In this case, however, MERMAIDS are seismic sensors, deployed around the world’s oceans.
Most of what we know about the Earth’s inside comes from seismic studies. Just like a doctor analyzes your body using ultrasound, seismic stations can pick up waves from earthquake to image the interior of the planet or deduce some of its characteristics. The problem, however, is that most of our planet is covered in water — and we don’t have too many seismic stations in water.
“Imagine a radiologist forced to work with a CAT scanner that is missing two-thirds of its necessary sensors,” said Frederik Simons, a professor of geosciences at Princeton. “Two-thirds is the fraction of the Earth that is covered by oceans and therefore lacking seismic recording stations.
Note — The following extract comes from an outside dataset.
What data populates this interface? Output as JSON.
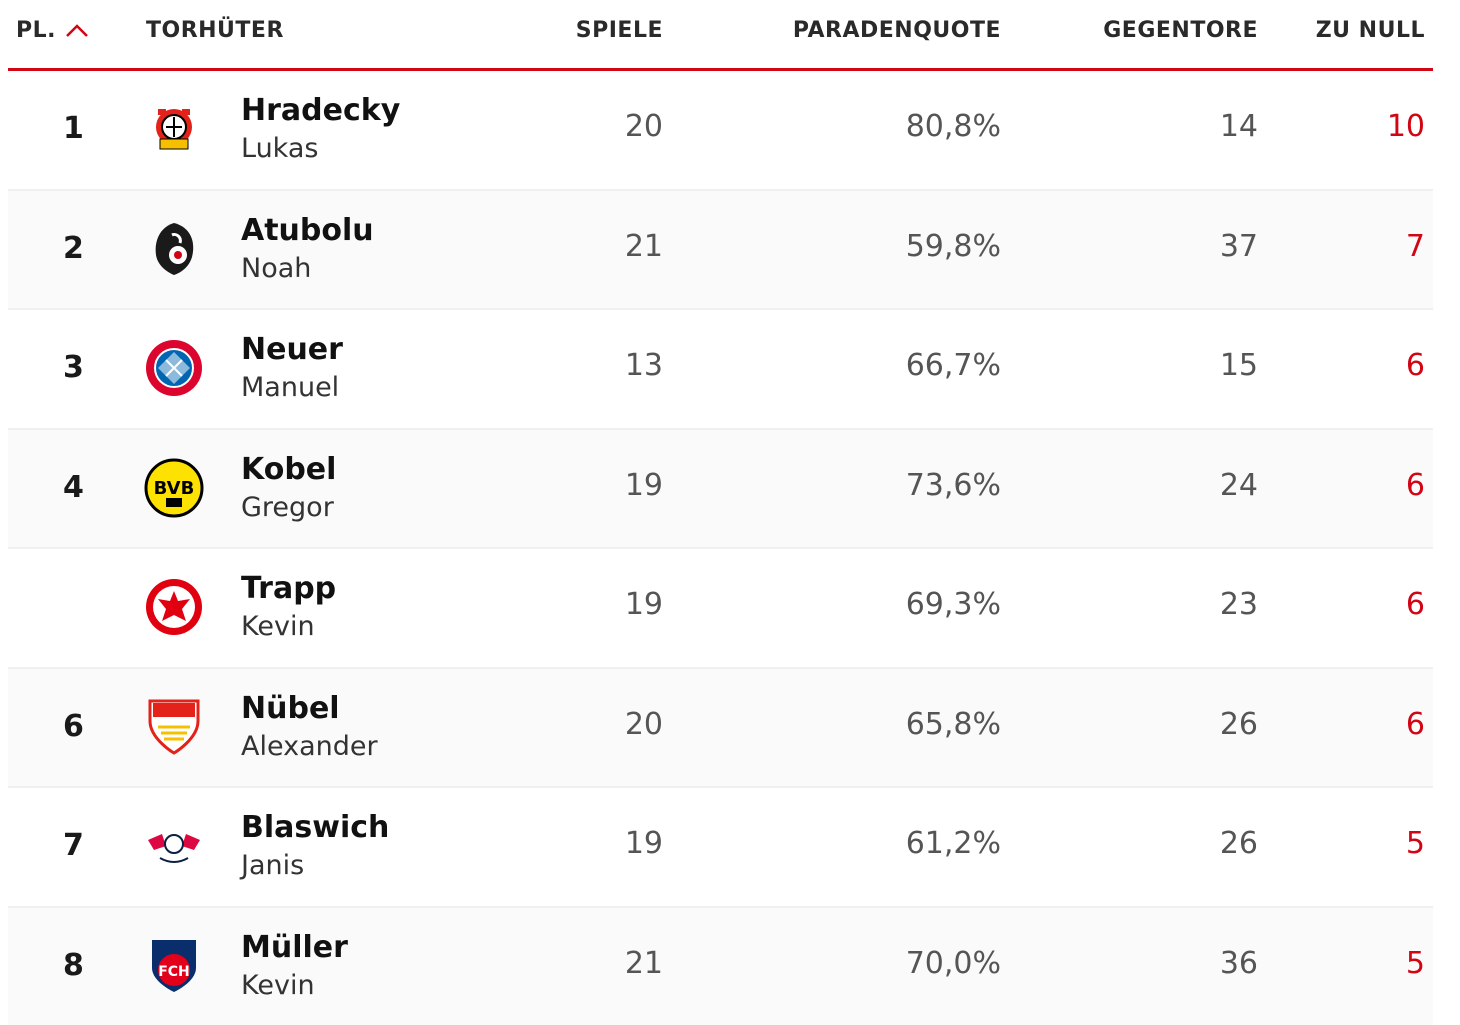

Such is the situation faced by seismologists attempting to sharpen their images of the inside of our planet.”
With this in mind, Simons and Guust Nolet (now Professor of Geoscience and Geological Engineering) developed a new type of seismic sensor: a hydrophone. The hydrophone’s earthy cousin, the geophone, is routinely used in surveys to detect subsurface resource. Both types of sensors are essentially a very precise microphone, capable of picking up the sounds of distant earthquakes — or to be more technical, to pick up acoustic energy from earthquakes. The resulting hydrophone was fitted with a GPS and sensors for temperature and water salinity and was mounted on a platform called a MERMAID (Mobile Earthquake Recording in Marine Areas by Independent Divers).
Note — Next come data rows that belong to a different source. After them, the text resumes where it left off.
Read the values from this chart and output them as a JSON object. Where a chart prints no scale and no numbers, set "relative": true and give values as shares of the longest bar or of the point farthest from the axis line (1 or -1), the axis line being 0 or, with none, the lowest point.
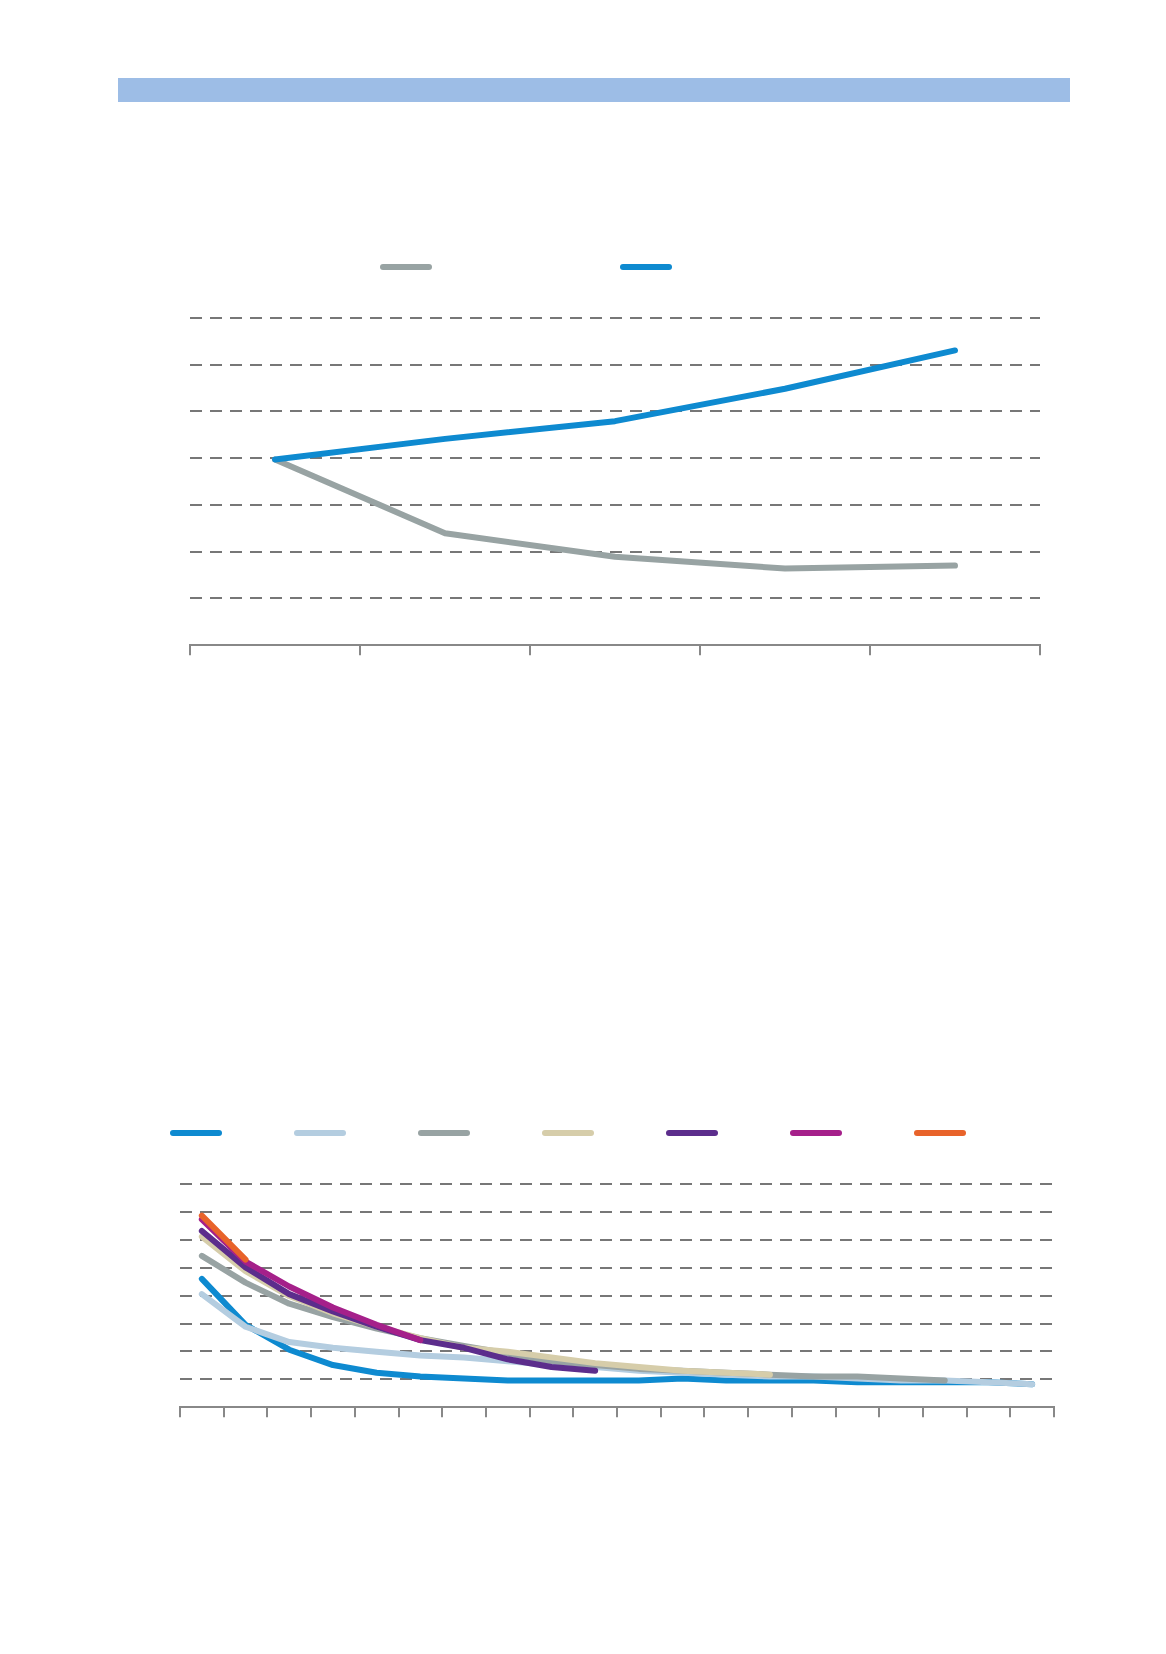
{
  "chart_data": [
    {
      "type": "line",
      "relative": true,
      "categories": [
        null,
        null,
        null,
        null,
        null
      ],
      "grid": "y",
      "marker": "none",
      "line_style": "solid",
      "series": [
        {
          "color": "#98a3a3",
          "values": [
            0.63,
            0.38,
            0.3,
            0.26,
            0.27
          ]
        },
        {
          "color": "#0e8ad0",
          "values": [
            0.63,
            0.7,
            0.76,
            0.87,
            1
          ]
        }
      ]
    },
    {
      "type": "line",
      "relative": true,
      "categories": [
        null,
        null,
        null,
        null,
        null,
        null,
        null,
        null,
        null,
        null,
        null,
        null,
        null,
        null,
        null,
        null,
        null,
        null,
        null,
        null
      ],
      "grid": "y",
      "marker": "none",
      "line_style": "solid",
      "series": [
        {
          "color": "#0e8ad0",
          "values": [
            0.67,
            0.43,
            0.3,
            0.22,
            0.18,
            0.16,
            0.15,
            0.14,
            0.14,
            0.14,
            0.14,
            0.15,
            0.14,
            0.14,
            0.14,
            0.13,
            0.13,
            0.13,
            0.13,
            0.12
          ]
        },
        {
          "color": "#b4cde0",
          "values": [
            0.59,
            0.42,
            0.34,
            0.31,
            0.29,
            0.27,
            0.26,
            0.24,
            0.22,
            0.21,
            0.19,
            0.18,
            0.17,
            0.16,
            0.16,
            0.15,
            0.14,
            0.14,
            0.13,
            0.12
          ]
        },
        {
          "color": "#98a3a3",
          "values": [
            0.79,
            0.65,
            0.54,
            0.47,
            0.41,
            0.36,
            0.32,
            0.28,
            0.24,
            0.22,
            0.2,
            0.19,
            0.18,
            0.17,
            0.16,
            0.16,
            0.15,
            0.14,
            null,
            null
          ]
        },
        {
          "color": "#d6cdaa",
          "values": [
            0.89,
            0.71,
            0.58,
            0.49,
            0.42,
            0.36,
            0.31,
            0.29,
            0.26,
            0.23,
            0.21,
            0.19,
            0.18,
            0.17,
            null,
            null,
            null,
            null,
            null,
            null
          ]
        },
        {
          "color": "#5c2d8c",
          "values": [
            0.92,
            0.73,
            0.59,
            0.5,
            0.42,
            0.35,
            0.31,
            0.25,
            0.21,
            0.19,
            null,
            null,
            null,
            null,
            null,
            null,
            null,
            null,
            null,
            null
          ]
        },
        {
          "color": "#a5208a",
          "values": [
            0.98,
            0.76,
            0.63,
            0.52,
            0.43,
            0.35,
            null,
            null,
            null,
            null,
            null,
            null,
            null,
            null,
            null,
            null,
            null,
            null,
            null,
            null
          ]
        },
        {
          "color": "#e8632a",
          "values": [
            1,
            0.77,
            null,
            null,
            null,
            null,
            null,
            null,
            null,
            null,
            null,
            null,
            null,
            null,
            null,
            null,
            null,
            null,
            null,
            null
          ]
        }
      ]
    }
  ]
}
MERMAIDs can dive down to depths as large as 3,000 m and are easily launched from even commercial or amateur vessels. They drift passively, usually at around 1,500 m deep, and whenever they detect an earthquake, they quickly rise to the surface to accurately gather GPS data and transmit data via satellite. They are currently the first marine instruments capable of transmitting seismic data in (almost) real time.
The first fleet was launched in 2017 and now, an international team of researchers has presented the first scientific results.
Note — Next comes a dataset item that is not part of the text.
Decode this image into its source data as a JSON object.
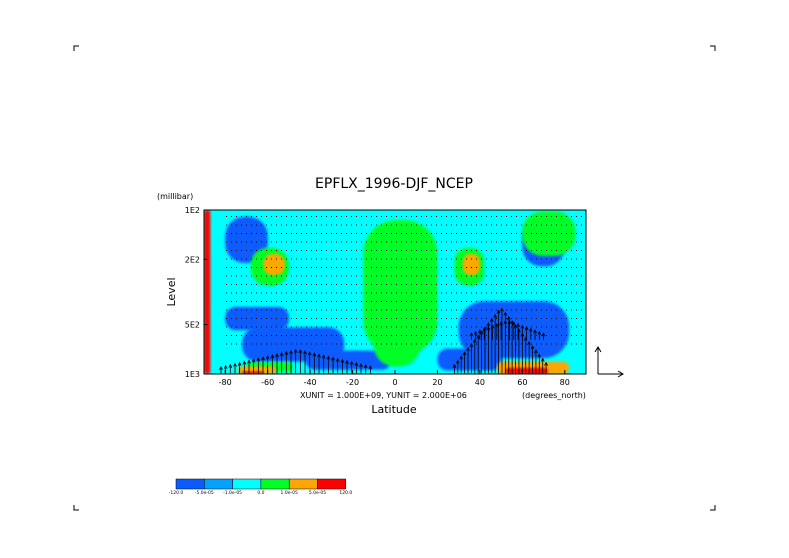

For starters, MERMAIDs are useful to help scientists monitor abyssal currents — but that’s not even their main function. A more striking find is that the volcanoes on the Galápagos are fed by a so-called mantle plume: a magmatic source 1,200 miles (1,900 km) deep, connected to the surface volcanoes via a narrow conduit that is bringing hot rock to the surface.
These mantle plumes were first proposed in the 1970s as an important part of plate tectonics. Their existence has been confirmed in the meantime, but they have largely resisted attempts at seismic imaging because they are found in oceans, far away from seismic stations. The existence of this mantle plume was also indicated by abnormally high water temperatures.
In addition to filling in some missing puzzle pieces, the MERMAID network could also help geophysicists settle a long-lasting mystery about the Earth, which (thankfully) refuses to cool down.
“Since the 19th century, when Lord Kelvin predicted that Earth should cool to be a dead planet within a hundred million years, geophysicists have struggled with the mystery that the Earth has kept a fairly constant temperature over more than 4.5 billion years,” Nolet explained. “It could have done so only if some of the original heat from its accretion, and that created since by radioactive minerals, could stay locked inside the lower mantle. But most models of the Earth predict that the mantle should be convecting vigorously and releasing this heat much more quickly. These results of the Galápagos experiment point to an alternative explanation: the lower mantle may well resist convection, and instead only bring heat to the surface in the form of mantle plumes such as the ones creating Galápagos and Hawaii.”
The paper, “Imaging the Galápagos mantle plume with an unconventional application of floating seismometers,” by Nolet et al., has been published in Scientific Reports. doi: 10.1038/s41598-018-36835-w.